Stable banks don’t come free of charge Guest contribution from Joachim Wuermeling published in FOCUS
Interest rates in Germany continue to decline. The interest rate on deposits at the Bundesbank already slipped into negative territory five years ago. Banks may soon pass these negative rates on to even more customers.
Policymakers are already thinking about prohibiting this, however. At the same time, credit institutions are sharply criticised every time they hike up charges. But how are they supposed to earn money in the future? And how should they accumulate capital in order to remain stable?
Banking supervisors are in a state of high alert. Credit institutions in Germany have traditionally earned the lion’s share of their revenues from interest business. In other words, they granted loans at a higher interest rate than the rate they gave customers for their savings. The institutions used the margin to finance their business operations. With interest rates constantly in decline, this model yields hardly any profit – because margins keep shrinking. In 1990, Germany’s credit institutions still earned €1.72 on loaned savings of €100, but today it is less than €1 – and the downward trend threatens to persist.
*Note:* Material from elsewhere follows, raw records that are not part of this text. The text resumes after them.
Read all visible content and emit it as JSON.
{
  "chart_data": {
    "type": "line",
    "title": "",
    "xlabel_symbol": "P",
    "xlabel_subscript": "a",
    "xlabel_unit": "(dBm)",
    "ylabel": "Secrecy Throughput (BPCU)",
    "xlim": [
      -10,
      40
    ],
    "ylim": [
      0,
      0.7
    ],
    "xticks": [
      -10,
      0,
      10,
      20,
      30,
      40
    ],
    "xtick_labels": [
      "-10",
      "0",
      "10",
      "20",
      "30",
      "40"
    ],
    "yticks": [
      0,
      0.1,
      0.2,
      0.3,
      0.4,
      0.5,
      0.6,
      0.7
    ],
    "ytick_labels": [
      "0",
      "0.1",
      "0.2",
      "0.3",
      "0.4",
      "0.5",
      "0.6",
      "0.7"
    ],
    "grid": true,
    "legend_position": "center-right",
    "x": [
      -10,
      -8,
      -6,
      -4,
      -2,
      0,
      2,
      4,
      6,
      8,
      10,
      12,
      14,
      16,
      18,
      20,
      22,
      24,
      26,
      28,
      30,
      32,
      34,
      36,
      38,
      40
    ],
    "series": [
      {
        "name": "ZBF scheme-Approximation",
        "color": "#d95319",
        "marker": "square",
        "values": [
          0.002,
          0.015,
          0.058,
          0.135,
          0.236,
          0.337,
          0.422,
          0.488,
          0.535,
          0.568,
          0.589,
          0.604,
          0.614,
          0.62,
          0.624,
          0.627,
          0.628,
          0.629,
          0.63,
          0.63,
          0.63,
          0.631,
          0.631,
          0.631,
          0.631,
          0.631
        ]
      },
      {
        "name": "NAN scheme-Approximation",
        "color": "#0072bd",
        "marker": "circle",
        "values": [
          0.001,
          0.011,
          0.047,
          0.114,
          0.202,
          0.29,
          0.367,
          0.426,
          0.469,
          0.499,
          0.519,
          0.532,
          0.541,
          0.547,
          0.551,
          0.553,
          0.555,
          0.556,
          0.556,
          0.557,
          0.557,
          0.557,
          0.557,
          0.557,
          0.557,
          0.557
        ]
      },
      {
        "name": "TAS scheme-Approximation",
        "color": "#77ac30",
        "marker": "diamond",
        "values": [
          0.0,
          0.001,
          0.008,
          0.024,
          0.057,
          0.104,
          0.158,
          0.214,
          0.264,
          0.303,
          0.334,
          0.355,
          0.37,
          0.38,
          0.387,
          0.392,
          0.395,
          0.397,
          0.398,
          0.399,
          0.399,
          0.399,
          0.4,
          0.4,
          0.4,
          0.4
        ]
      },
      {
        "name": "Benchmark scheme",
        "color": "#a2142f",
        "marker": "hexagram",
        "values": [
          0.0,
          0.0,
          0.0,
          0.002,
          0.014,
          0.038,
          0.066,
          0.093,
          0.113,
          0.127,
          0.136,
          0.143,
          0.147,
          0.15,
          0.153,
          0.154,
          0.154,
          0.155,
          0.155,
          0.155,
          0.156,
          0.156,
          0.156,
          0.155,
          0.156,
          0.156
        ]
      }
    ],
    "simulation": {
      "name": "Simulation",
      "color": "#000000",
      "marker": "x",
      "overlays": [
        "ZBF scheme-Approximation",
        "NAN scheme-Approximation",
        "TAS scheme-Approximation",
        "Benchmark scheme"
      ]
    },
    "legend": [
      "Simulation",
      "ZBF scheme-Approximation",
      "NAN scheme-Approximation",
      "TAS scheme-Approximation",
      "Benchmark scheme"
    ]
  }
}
Banks have to act to avoid making a loss and if they want to survive.
Yet every response, be it higher prices or branch closures, is criticised as unjustified. This is understandable from the customers' perspective, but they did in fact “pay” for the service which was free in the past with the deposits which were on-lent. These times are over. Savings are worth far less due to the low interest rates. Indeed, banks even incur costs by maintaining deposits at the central bank at negative interest rates; this may even be true in future if banks lend money to customers at negative interest rates.
There is no getting away from the fact that current accounts cost money, like every other service. Even parking in the inner city for a few hours is often more expensive than the monthly current account fee. It is therefore no wonder that banks are demanding higher fees and thinking about negative interest rates. It may even be necessary in order to be commercially viable and from a banking supervision viewpoint. Consumer law protects against excesses.
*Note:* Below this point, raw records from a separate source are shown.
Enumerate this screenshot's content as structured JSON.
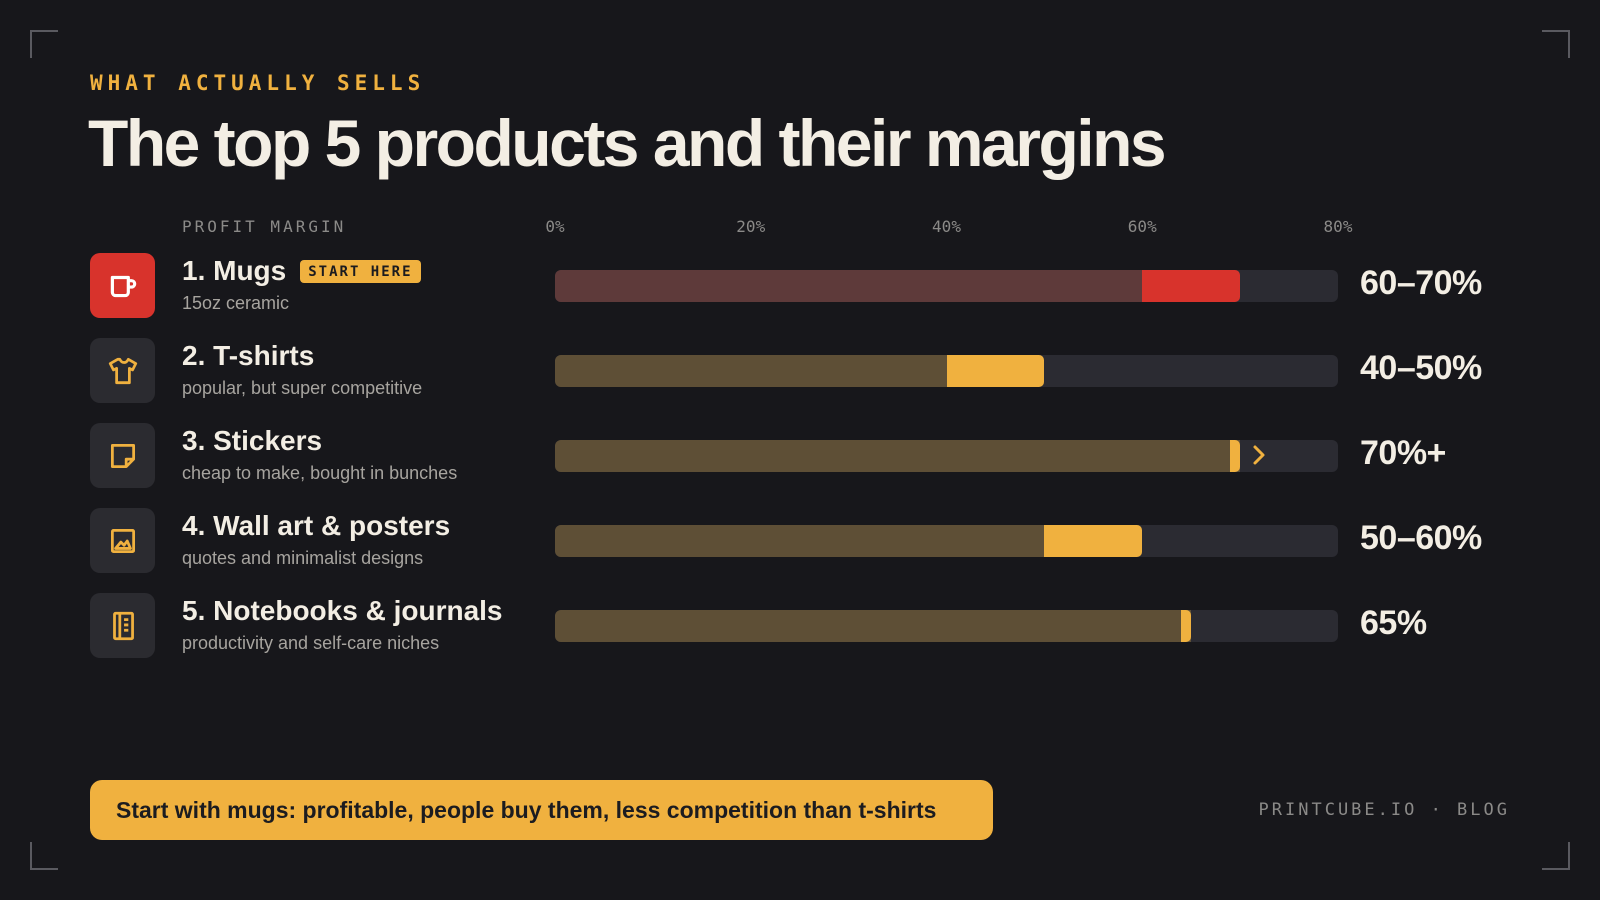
{
  "eyebrow": "WHAT ACTUALLY SELLS",
  "title": "The top 5 products and their margins",
  "footer": "PRINTCUBE.IO · BLOG",
  "callout": "Start with mugs: profitable, people buy them, less competition than t-shirts",
  "colors": {
    "accent": "#f0b13f",
    "highlight": "#d8332c",
    "accent_dim": "#5e4f36",
    "highlight_dim": "#5e3a3a",
    "track": "#2b2b32"
  },
  "chart_data": {
    "type": "bar",
    "orientation": "horizontal",
    "axis_label": "PROFIT MARGIN",
    "xlim": [
      0,
      80
    ],
    "ticks": [
      "0%",
      "20%",
      "40%",
      "60%",
      "80%"
    ],
    "tick_values": [
      0,
      20,
      40,
      60,
      80
    ],
    "rows": [
      {
        "rank_name": "1. Mugs",
        "badge": "START HERE",
        "subtitle": "15oz ceramic",
        "low": 60,
        "high": 70,
        "label": "60–70%",
        "highlight": true,
        "icon": "mug-icon"
      },
      {
        "rank_name": "2. T-shirts",
        "badge": "",
        "subtitle": "popular, but super competitive",
        "low": 40,
        "high": 50,
        "label": "40–50%",
        "highlight": false,
        "icon": "tshirt-icon"
      },
      {
        "rank_name": "3. Stickers",
        "badge": "",
        "subtitle": "cheap to make, bought in bunches",
        "low": 70,
        "high": 70,
        "open_ended": true,
        "label": "70%+",
        "highlight": false,
        "icon": "sticker-icon"
      },
      {
        "rank_name": "4. Wall art & posters",
        "badge": "",
        "subtitle": "quotes and minimalist designs",
        "low": 50,
        "high": 60,
        "label": "50–60%",
        "highlight": false,
        "icon": "picture-icon"
      },
      {
        "rank_name": "5. Notebooks & journals",
        "badge": "",
        "subtitle": "productivity and self-care niches",
        "low": 65,
        "high": 65,
        "label": "65%",
        "highlight": false,
        "icon": "notebook-icon"
      }
    ]
  }
}
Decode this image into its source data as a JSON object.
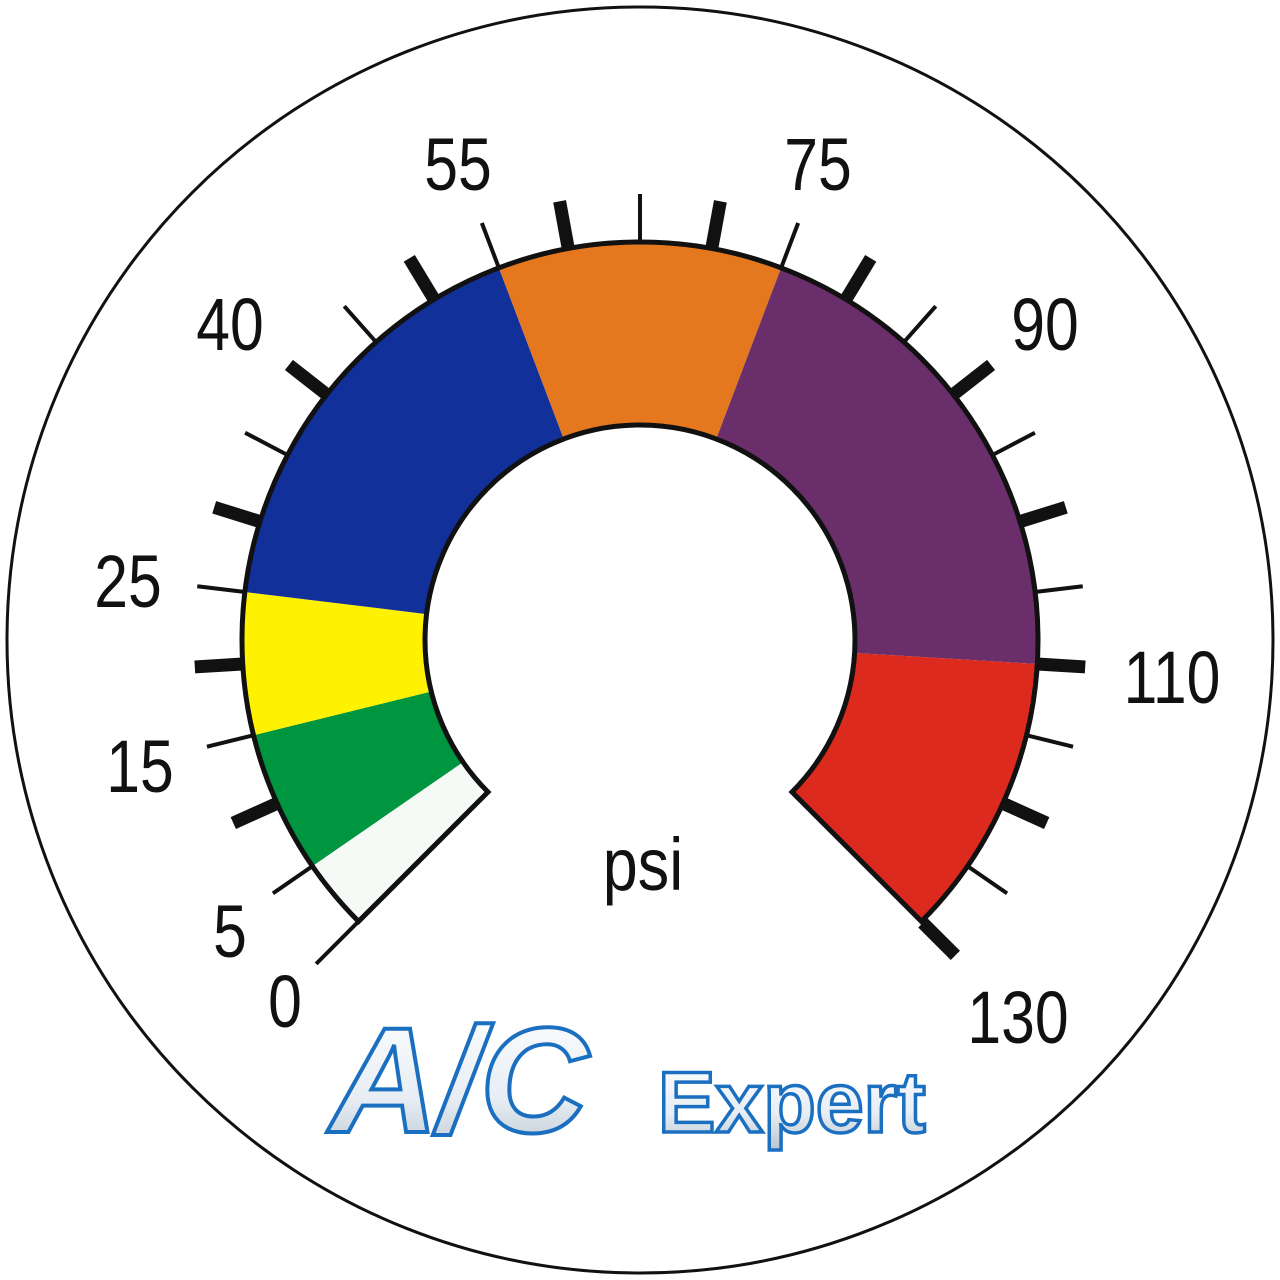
{
  "gauge": {
    "unit": "psi",
    "scale_labels": [
      "0",
      "5",
      "15",
      "25",
      "40",
      "55",
      "75",
      "90",
      "110",
      "130"
    ],
    "range": [
      0,
      130
    ],
    "bands": [
      {
        "from": "0",
        "to": "5",
        "color": "#f6faf6"
      },
      {
        "from": "5",
        "to": "15",
        "color": "#00953f"
      },
      {
        "from": "15",
        "to": "25",
        "color": "#fff200"
      },
      {
        "from": "25",
        "to": "55",
        "color": "#12309a"
      },
      {
        "from": "55",
        "to": "75",
        "color": "#e5781e"
      },
      {
        "from": "75",
        "to": "110",
        "color": "#6a2f6a"
      },
      {
        "from": "110",
        "to": "130",
        "color": "#dc2a1e"
      }
    ]
  },
  "logo": {
    "main": "A/C",
    "sub": "Expert",
    "color": "#1a6fc0"
  }
}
However, that’s not the whole story. Germany’s banks also have an efficiency problem and many are trailing behind in the digital revolution. First, Germany's banking sector is close to the bottom of the list in the international comparison of cost ratios, i.e. the ratio of administrative expenditure to income. Budgets are stretched through too many branches, time-consuming processes, generous headcounts and antiquated IT. It is therefore not enough to merely raise charges.
Second, the digital revolution and the smartphone generation demand more than just making traditional banking slightly more efficient. Customer requirements and business operations must be entirely re-evaluated. New competitors such as FinTechs and BigTechs are about to shake up the financial community, and even Facebook plans to launch its own payment medium. Banks therefore have to become tech companies to a certain extent. Banking supervision should not stand in the way of innovation, but it needs to have old and new risks under control.
In this context, supervisors continue to demand that credit institutions accumulate more capital and improve their risk management. The implementation of so many new rules gives rise to considerable costs. The new requirements make sense, however, as they render the banking sector more resilient.
Banks, then, are in the process of reinventing themselves. At the same time, supervisors demand that the institutions are stable, resilient and profitable. This is why boards of directors at banks must have the scope to ensure a sound relationship between costs and earnings. A bank’s business model has to function even in a phase of low interest rates, digital transformation and regulatory pressure.
Bank customers are also right to expect this. Credit institutions should focus on the customers’ needs, but at the same time they have to be stable and generate adequate earnings. And customers should be prepared to pay an appropriate price for this, as stable banks don’t come free of charge.